If these integrations aren’t enough, Dropbox also has its own set of APIs on the DBX Platform. The Dropbox Business API extends Dropbox so that you can use security, compliance, and administrative tools like e-discovery, data loss prevention, and security information and event management.
As long as you’re using approved third-party integrations or have an experienced developer working on your integrations on the DBX Platform, you likely won’t have any security issues. If you’re a Dropbox administrator for your team, you can view all the apps and extensions that team members are connected to and remove connections if necessary. Users can’t enable third-party connections on their own and will receive an error message if they try to do so.

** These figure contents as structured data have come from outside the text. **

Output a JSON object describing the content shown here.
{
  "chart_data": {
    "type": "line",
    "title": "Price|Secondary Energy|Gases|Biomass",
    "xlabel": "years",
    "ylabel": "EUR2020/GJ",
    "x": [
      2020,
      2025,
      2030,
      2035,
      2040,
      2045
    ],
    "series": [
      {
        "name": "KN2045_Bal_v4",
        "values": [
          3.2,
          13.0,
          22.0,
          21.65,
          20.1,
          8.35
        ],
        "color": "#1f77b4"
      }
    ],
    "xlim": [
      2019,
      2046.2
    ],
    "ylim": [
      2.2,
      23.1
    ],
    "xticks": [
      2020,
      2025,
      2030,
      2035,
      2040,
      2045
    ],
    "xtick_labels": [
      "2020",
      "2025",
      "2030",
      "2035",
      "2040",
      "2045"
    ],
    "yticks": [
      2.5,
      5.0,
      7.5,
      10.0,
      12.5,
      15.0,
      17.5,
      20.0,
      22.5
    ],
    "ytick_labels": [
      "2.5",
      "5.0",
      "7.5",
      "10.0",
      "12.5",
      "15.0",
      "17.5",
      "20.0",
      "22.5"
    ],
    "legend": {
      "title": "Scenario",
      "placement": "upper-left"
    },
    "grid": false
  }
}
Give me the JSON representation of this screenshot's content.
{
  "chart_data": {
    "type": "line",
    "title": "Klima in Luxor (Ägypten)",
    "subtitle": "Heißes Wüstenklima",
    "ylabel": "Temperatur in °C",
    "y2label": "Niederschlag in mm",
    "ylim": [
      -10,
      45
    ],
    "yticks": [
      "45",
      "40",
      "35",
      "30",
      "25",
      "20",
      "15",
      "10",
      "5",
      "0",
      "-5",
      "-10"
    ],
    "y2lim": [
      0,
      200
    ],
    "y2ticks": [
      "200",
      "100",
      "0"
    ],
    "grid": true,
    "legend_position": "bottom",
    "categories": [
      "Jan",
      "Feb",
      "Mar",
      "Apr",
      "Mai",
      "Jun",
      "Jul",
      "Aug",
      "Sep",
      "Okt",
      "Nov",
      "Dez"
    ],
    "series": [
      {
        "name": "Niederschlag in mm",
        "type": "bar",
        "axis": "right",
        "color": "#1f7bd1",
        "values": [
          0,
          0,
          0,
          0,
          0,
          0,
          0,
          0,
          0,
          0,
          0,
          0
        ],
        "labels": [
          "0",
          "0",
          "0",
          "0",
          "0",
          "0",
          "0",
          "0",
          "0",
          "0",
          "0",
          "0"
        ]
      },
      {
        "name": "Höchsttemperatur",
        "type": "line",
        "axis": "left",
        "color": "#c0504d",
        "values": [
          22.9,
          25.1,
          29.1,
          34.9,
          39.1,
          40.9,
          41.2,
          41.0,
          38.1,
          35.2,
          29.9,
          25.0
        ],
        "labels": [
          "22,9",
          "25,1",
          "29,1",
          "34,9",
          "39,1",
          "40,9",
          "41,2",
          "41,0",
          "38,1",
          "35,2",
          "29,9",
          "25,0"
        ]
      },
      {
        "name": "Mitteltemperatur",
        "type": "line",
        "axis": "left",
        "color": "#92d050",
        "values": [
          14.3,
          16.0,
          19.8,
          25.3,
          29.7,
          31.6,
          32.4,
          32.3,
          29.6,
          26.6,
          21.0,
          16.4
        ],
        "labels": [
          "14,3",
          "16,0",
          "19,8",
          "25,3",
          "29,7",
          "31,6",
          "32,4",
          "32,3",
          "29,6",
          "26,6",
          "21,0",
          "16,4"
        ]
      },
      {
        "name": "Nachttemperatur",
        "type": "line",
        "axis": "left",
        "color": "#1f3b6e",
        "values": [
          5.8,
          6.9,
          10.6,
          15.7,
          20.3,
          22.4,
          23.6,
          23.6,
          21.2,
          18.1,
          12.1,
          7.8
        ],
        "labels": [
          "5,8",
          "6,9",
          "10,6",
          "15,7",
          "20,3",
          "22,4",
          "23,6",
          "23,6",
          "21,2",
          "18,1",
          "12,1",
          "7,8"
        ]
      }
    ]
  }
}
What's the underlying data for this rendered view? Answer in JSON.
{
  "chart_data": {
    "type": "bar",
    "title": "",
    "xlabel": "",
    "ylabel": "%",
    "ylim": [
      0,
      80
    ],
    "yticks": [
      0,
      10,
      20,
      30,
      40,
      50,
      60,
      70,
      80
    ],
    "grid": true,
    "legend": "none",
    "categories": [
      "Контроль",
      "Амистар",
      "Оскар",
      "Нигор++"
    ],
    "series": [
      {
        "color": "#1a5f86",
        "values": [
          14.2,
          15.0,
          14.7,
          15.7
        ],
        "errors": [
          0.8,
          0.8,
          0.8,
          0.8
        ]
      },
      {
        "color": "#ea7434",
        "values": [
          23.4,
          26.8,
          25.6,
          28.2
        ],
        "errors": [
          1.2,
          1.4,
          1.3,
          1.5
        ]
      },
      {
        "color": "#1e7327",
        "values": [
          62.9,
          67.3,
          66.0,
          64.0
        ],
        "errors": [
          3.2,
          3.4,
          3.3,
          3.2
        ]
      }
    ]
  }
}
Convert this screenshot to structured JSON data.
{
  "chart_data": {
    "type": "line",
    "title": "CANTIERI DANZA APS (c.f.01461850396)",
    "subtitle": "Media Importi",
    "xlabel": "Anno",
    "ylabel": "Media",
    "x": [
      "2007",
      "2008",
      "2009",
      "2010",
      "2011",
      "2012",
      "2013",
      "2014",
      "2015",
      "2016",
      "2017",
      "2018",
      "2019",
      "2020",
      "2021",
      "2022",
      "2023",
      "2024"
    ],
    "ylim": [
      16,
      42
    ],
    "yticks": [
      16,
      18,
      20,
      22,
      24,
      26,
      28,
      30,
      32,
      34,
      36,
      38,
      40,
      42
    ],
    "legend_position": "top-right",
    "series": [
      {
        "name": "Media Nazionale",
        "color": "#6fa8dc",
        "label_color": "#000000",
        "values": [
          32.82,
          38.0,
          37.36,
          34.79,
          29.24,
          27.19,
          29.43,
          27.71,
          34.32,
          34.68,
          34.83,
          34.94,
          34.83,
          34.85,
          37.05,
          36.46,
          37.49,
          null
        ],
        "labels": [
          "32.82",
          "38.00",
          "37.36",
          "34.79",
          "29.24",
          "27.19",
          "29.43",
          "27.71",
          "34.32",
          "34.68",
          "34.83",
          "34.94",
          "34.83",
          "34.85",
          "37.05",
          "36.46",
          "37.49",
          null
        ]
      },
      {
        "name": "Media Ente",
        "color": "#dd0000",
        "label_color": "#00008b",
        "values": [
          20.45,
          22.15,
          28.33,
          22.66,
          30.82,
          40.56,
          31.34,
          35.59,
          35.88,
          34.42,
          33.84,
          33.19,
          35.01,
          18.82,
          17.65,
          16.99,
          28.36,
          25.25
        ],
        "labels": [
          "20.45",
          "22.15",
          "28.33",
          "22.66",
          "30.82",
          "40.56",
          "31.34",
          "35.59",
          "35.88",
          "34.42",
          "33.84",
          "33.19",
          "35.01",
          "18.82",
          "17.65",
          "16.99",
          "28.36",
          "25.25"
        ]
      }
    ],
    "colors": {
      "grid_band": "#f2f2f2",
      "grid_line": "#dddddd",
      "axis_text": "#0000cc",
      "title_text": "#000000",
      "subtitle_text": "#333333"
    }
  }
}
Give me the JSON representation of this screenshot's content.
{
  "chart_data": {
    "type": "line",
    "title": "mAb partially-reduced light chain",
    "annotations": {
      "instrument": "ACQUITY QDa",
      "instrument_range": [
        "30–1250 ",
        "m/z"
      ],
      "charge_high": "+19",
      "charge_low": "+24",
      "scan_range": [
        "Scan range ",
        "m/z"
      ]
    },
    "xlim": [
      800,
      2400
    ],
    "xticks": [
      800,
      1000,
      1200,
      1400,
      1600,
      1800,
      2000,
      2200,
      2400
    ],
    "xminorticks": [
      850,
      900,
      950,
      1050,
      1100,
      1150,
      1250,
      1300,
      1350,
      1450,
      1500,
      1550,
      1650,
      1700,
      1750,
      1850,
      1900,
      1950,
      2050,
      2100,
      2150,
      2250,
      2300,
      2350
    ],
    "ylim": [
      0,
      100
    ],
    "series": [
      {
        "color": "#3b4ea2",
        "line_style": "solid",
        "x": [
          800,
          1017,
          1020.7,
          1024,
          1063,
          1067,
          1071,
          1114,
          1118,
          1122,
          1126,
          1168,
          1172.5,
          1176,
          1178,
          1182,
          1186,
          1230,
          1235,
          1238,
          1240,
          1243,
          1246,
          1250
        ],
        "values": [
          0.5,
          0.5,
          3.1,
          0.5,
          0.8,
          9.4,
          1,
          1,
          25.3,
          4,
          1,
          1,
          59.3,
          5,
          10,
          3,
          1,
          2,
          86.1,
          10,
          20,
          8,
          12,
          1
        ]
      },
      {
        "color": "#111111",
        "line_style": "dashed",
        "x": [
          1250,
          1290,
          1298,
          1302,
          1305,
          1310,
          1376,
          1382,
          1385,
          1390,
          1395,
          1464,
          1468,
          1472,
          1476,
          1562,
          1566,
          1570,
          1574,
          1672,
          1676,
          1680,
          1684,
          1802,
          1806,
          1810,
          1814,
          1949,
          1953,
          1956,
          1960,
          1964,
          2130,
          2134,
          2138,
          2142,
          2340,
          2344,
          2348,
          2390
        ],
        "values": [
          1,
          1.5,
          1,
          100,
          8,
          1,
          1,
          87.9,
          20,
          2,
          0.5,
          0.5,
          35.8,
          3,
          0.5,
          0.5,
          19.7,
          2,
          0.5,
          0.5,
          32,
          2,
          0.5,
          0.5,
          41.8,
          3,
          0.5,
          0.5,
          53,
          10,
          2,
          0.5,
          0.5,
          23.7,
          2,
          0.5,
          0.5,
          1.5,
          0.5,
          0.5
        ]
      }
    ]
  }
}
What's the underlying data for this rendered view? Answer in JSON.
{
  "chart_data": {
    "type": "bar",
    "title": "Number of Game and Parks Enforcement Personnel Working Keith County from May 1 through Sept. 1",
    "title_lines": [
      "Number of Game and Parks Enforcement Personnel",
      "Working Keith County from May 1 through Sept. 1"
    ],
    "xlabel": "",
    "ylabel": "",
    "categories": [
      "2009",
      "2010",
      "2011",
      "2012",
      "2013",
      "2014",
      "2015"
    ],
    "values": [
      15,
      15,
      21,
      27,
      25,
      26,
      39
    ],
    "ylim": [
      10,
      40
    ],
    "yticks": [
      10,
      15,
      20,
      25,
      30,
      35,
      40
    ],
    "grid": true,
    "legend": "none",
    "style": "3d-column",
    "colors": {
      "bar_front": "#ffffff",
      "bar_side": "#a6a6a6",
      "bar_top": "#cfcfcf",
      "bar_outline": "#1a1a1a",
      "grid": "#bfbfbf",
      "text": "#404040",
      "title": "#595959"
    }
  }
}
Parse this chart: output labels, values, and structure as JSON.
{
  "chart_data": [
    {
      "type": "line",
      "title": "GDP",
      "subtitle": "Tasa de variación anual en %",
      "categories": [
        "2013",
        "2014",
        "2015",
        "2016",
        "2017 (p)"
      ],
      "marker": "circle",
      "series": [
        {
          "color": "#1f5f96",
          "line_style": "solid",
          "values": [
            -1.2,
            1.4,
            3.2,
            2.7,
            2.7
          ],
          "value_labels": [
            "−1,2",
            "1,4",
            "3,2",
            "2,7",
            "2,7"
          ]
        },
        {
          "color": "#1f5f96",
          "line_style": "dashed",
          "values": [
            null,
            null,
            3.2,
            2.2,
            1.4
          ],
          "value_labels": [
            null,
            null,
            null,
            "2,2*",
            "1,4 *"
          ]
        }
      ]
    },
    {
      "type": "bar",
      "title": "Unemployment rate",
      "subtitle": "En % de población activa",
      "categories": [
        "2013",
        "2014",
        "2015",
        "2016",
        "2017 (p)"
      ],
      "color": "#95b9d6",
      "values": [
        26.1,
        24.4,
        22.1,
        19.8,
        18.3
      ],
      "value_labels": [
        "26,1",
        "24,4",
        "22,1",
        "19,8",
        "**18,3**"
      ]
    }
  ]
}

Dropbox Business ultimately enables companies to do more with Dropbox. You can enable multiple user accounts and give them permissions as needed, as well as integrate third-party tools so you can use Dropbox within different apps.
Dropbox offers plans for organizations ranging from small businesses with just a few team members to large enterprises. It can be a powerful file storage, sharing, and collaboration tool for your company.